The authors mention that an increased dose of gemcitabine could enhance clinical efficacy. However, adverse events seem a poor indicator of gemcitabine efficacy in the MPACT trial as well as previous trials [3]. Most recently, Riquelme and collaborators showed that PDAC microbial diversity was significantly higher in long-term survivors [5]. However, to evaluate clinical efficacy in patients with metastasis, prospective studies are required that determine objective endpoints such as reduction or stabilization of tumor size. Preclinical data on the latter are also urgently needed. Although Geller and collaborators performed bacterial analysis in human PDAC samples, their in vivo experiments were performed in colorectal cancer models [2].

Finally, further studies should evaluate the effects in patients (and preclinical models) treated with gemcitabine and nab-paclitaxel, because this combination might be differentially affected by antibiotics and cause different adverse events.

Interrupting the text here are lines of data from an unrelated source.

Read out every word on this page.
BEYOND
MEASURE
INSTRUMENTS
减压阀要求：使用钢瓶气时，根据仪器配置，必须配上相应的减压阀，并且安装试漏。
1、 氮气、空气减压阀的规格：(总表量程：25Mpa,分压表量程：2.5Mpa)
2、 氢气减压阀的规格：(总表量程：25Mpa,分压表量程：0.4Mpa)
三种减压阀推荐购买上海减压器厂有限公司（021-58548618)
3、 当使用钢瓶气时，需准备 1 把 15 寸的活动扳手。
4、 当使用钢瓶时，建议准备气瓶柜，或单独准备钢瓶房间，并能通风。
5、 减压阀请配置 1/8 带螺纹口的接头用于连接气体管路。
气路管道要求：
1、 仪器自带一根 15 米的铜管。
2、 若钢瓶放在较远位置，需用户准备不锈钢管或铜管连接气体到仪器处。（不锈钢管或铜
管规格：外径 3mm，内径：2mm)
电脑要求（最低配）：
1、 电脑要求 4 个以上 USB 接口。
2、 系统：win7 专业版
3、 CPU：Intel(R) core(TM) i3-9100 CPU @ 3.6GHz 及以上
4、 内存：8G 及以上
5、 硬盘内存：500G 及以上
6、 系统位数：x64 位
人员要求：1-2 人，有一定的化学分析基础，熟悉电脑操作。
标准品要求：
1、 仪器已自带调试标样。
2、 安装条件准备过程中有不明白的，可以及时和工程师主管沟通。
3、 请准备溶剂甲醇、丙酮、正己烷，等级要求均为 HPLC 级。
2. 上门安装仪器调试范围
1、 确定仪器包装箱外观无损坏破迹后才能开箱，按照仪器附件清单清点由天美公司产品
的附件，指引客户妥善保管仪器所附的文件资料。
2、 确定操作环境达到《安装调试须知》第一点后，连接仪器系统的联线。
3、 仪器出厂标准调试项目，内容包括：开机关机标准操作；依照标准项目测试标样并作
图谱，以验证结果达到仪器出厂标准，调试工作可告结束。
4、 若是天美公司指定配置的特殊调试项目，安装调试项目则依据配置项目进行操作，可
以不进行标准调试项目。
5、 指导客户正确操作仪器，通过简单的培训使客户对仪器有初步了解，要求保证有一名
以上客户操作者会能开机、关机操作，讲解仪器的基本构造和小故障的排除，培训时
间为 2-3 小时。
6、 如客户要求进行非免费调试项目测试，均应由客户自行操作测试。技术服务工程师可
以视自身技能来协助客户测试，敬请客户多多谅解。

In conclusion, we are indebted to Corty and collaborators, because their study constitutes the first attempt to correlate clinical data on toxicity to the preclinical findings on the contribution of CDDL-expressing bacteria to gemcitabine resistance [1]. Beside more preclinical investigations exploring underlying molecular mechanisms, we look forward to additional studies on the effects of antibiotics in patients treated with gemcitabine and nab-paclitaxel, within prospective trials with well-annotated clinical data.

The authors indicated no financial relationships.